Refine Refining scraped data - discover how to remove non-required data from your scrapes.
Email Address Scrape email addresses from a website - find out how to scrape all email addresses from a website.
Screenshot Screenshot entire website into PDFs or Images - find out how to use GrabzIt's Web Scraper to capture every page of an entire website.
Screenshot Extract structured information from unstructured text - use GrabzIt to extract sentiment, names, locations and organizations.

Scraping Content other than HTML

When the Web Scraper comes across PDF's, XML, JSON and RSS it will convert it to a HTML approximation, which allows our Web Scraper to parse it correctly and you to select what content you wish to extract. For instance, if you wanted to parse JSON data it will convert the data into a hierarchal HTML representation as shown to the side. This allows you to build scrape instructions as normal.

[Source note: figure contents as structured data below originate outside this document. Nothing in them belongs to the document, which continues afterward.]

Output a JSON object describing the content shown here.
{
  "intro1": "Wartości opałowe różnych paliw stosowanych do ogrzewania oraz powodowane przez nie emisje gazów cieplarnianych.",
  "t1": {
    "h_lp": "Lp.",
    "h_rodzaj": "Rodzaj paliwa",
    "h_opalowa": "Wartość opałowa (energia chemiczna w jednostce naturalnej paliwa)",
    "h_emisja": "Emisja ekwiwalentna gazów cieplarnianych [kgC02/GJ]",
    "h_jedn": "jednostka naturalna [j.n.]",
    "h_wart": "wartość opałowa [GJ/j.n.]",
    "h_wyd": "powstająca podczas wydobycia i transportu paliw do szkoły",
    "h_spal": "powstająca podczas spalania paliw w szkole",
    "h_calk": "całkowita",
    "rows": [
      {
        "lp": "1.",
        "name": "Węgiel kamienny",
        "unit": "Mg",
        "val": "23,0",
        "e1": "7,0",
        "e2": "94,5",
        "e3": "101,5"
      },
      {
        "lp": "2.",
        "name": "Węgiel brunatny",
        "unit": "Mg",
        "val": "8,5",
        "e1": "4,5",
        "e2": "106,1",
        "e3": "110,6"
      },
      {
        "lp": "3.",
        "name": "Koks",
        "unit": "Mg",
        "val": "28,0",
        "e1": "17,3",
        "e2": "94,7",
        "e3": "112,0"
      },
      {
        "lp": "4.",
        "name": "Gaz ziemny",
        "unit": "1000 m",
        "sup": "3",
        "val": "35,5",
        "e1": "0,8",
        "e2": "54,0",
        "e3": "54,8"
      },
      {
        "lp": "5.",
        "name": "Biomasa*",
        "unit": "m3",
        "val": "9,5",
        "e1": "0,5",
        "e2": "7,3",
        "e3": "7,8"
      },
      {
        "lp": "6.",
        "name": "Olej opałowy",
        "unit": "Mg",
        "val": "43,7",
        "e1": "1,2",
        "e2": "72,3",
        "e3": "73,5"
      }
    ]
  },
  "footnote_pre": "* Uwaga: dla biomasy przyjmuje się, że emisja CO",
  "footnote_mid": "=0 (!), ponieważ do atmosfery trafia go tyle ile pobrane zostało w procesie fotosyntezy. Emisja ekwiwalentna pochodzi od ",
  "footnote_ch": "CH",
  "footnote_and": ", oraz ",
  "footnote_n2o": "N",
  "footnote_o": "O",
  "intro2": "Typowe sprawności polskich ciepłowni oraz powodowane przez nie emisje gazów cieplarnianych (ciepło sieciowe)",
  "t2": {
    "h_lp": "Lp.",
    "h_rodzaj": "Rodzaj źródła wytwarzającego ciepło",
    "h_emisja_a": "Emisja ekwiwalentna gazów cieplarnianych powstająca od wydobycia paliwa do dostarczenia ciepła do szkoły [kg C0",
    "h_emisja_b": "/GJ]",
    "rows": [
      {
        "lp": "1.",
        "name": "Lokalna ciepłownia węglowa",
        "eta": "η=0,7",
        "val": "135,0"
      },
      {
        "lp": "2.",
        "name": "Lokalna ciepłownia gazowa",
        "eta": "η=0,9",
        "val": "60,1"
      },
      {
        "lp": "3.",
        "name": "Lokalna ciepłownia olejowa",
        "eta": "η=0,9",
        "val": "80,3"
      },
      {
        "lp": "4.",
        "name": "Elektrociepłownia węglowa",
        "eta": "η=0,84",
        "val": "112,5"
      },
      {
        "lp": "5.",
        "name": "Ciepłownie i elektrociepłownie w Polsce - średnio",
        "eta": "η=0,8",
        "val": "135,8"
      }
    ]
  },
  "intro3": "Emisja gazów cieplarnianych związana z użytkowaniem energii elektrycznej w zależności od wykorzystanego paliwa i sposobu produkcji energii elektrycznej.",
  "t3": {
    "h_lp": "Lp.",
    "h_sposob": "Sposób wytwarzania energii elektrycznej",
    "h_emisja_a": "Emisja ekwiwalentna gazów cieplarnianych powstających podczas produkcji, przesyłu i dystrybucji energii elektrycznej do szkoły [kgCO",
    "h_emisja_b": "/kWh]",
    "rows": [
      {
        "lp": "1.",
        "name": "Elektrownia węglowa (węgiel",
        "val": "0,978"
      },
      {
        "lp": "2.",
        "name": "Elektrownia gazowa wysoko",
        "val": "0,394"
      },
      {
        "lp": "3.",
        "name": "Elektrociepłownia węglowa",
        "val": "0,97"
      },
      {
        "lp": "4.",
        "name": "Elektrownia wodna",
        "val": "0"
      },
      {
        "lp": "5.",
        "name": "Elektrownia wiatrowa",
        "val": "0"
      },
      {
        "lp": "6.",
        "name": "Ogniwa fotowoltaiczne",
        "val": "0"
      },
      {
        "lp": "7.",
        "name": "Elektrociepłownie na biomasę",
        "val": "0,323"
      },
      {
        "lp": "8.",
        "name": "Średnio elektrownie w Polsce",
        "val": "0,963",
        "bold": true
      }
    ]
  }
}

In a similar way when the scraper loads a PDF document, the PDF is converted into HTML to allow images, hyperlinks, text and tables to be selected and scraped. However As a PDF has no real structure, tables are identified using heuristics and so are not always accurate.

Export Options

This tab allows you to choose how you wish to export your results your options including as Excel spreadsheets, XML, JSON, CSV, SQL commands, or HTML documents. Additionally, this tab allows the name of the zipped scrape results to be set. If you are only downloading files or creating web captures then there is no need to choose an export option as you will just receive a ZIP file containing the results. This tab also allows you to specify how you wish to send the results. You can send the results via Amazon S3, Dropbox, email notification, FTP and WebDav.

The final option is a Callback URL, which allows the scrape results to be processed in your application by using our scrape API.

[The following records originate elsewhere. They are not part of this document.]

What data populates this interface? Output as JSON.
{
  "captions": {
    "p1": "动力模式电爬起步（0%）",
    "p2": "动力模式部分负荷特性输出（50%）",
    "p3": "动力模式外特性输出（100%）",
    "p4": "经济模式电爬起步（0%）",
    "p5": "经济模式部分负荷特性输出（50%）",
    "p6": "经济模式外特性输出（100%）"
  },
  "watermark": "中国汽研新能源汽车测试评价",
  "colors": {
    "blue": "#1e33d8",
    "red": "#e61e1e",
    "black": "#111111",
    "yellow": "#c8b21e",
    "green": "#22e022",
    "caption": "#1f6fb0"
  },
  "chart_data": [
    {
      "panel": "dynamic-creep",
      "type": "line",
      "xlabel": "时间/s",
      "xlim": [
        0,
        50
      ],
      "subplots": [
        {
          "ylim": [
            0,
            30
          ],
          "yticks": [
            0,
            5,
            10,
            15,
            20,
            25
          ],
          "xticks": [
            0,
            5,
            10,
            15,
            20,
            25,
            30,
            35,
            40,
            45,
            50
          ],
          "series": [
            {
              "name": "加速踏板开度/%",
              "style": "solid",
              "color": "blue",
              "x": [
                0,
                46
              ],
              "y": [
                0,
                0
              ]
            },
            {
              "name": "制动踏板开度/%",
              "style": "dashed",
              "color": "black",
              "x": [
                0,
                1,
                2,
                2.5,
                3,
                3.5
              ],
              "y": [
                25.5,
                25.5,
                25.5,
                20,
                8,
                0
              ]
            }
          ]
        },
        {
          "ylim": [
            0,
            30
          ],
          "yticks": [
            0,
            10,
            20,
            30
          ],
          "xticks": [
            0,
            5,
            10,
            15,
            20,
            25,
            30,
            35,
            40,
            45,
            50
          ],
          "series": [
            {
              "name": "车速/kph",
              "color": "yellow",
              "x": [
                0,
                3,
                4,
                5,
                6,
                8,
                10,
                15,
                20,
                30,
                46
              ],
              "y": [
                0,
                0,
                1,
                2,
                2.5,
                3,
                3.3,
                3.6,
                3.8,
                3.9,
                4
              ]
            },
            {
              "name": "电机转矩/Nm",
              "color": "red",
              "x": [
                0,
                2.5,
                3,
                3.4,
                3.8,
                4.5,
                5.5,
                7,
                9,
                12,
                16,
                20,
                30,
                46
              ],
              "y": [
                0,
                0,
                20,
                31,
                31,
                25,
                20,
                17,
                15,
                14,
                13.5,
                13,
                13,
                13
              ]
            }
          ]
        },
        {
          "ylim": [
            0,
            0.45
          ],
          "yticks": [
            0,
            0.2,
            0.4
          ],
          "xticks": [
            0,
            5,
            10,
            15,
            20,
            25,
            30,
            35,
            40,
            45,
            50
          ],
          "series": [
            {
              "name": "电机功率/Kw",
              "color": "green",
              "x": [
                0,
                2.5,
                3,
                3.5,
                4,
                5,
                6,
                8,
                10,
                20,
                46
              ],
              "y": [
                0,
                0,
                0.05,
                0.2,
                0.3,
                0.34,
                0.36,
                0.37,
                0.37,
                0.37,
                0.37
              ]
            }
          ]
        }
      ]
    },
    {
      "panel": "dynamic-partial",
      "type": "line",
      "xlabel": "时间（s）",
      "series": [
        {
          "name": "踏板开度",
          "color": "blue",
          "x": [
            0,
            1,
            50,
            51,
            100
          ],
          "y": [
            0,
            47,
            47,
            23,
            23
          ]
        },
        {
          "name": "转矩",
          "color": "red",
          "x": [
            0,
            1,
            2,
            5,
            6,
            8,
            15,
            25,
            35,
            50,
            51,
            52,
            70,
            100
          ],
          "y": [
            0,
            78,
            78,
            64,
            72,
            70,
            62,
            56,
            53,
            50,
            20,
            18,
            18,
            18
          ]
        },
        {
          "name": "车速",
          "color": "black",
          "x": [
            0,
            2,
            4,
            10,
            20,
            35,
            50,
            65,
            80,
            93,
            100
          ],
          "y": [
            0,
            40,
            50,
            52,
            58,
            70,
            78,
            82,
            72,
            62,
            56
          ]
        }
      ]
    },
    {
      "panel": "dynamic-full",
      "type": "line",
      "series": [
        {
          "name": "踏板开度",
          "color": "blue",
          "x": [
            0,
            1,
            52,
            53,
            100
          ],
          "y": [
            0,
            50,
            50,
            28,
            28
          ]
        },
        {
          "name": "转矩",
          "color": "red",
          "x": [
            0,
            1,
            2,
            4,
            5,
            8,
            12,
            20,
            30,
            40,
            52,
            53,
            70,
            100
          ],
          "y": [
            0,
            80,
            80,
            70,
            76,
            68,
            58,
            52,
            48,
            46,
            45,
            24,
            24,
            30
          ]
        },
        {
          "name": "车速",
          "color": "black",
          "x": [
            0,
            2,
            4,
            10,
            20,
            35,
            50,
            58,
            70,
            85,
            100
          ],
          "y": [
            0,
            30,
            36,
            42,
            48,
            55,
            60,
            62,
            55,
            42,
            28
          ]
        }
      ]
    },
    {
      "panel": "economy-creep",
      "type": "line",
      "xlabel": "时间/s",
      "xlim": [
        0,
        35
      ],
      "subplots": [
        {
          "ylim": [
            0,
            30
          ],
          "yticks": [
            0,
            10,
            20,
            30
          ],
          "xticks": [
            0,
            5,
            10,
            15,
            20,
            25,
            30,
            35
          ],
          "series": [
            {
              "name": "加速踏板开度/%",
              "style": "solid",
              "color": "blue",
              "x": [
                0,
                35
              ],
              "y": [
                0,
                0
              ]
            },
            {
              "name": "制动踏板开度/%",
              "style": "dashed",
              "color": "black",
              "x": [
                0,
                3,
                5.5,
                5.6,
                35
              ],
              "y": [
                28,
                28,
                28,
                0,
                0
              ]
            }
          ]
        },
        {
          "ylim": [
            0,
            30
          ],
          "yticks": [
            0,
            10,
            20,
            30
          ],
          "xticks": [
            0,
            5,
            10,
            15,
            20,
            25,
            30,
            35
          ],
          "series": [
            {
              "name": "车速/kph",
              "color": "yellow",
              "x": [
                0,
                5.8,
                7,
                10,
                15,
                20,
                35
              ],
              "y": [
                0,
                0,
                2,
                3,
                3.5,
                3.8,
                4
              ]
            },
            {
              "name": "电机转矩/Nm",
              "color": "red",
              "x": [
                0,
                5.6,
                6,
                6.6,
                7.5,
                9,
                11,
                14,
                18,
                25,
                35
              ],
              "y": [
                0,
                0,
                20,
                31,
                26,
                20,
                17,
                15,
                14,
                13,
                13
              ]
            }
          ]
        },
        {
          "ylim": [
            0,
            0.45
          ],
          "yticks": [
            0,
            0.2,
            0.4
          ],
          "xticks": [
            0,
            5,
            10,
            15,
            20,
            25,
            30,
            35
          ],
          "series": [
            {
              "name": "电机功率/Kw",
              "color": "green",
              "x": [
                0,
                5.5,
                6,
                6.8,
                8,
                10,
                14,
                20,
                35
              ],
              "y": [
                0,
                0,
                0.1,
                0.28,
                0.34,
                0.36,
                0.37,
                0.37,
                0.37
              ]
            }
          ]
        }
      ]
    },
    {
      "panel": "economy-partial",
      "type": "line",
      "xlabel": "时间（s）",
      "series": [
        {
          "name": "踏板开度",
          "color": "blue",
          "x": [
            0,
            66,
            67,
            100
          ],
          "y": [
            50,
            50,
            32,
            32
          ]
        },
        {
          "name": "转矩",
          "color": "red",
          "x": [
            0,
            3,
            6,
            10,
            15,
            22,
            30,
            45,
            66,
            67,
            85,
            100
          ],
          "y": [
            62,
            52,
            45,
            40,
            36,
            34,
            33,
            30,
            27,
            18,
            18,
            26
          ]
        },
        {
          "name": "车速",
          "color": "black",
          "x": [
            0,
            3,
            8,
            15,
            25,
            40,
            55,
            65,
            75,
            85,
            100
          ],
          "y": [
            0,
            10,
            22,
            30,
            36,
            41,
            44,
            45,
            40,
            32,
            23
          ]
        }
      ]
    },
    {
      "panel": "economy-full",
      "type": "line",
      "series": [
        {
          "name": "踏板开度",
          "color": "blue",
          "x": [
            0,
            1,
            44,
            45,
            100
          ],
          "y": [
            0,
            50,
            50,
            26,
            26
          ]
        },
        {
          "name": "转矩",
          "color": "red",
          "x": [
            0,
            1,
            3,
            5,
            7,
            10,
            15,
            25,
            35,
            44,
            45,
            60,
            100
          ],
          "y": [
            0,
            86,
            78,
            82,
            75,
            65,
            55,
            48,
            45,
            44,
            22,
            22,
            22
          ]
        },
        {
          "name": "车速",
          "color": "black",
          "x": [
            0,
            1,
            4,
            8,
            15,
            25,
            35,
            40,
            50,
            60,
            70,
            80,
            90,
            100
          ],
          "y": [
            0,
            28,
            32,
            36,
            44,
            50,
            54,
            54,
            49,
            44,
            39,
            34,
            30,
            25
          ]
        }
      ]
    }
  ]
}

The filename of the zipped results or each data file if you request them to be sent separately can be set by unchecking the Use Default Filename option and setting your desired filename. Additionally, a timestamp can be added to your filename by putting {GrabzIt_Timestamp_UTC+1} in the filename. The +1 denotes the offset in hours from UTC.

You can also view the results of a scrape by clicking the View Results button, next to your scrape, this will show any real-time scrape results, as well as previous ones carried out within the last 48 hours.

Schedule Scrape

When creating a web scrape the Schedule Scrape tab allows you to set when you want the scrape to start and if you want it to repeat, how frequently it should do so. The scrape can also be configured to run when a change on a web page is detected. To do this Start When a web page changes checkbox, then enter the URL of the web page to monitor, along with the CSS selector of the part of the page you are interested in. It is important a small part of the page is selected to avoid false positives due to inconsequntial changes.

Monitoring and Debugging Scrapes

Once the web scrape starts the status icon will change to and the processed pages will start to increase over time. A real time snapshot of the scrapes progress is regularly produced with a log file being generated along with a regular screenshot of the last web page the scraper has encountered. This allows you to see what is happening during the scrape. To find this information, click on the expand icon next to your scrape and click Viewer for the scrape you are interested in. This should detail if there have been any errors such as problems with your scrape instructions.

Once the scrape has completed successfully the status icon will switch to , if there is no result by opening the Viewer the log and last screenshot may tell you what went wrong.

One of the most common problems reported in the logs that is there isn't a sufficient rendering delay to scrape the page, often a small increase in the Page Load Delay found in the Scrape Options tab is enough for most websites.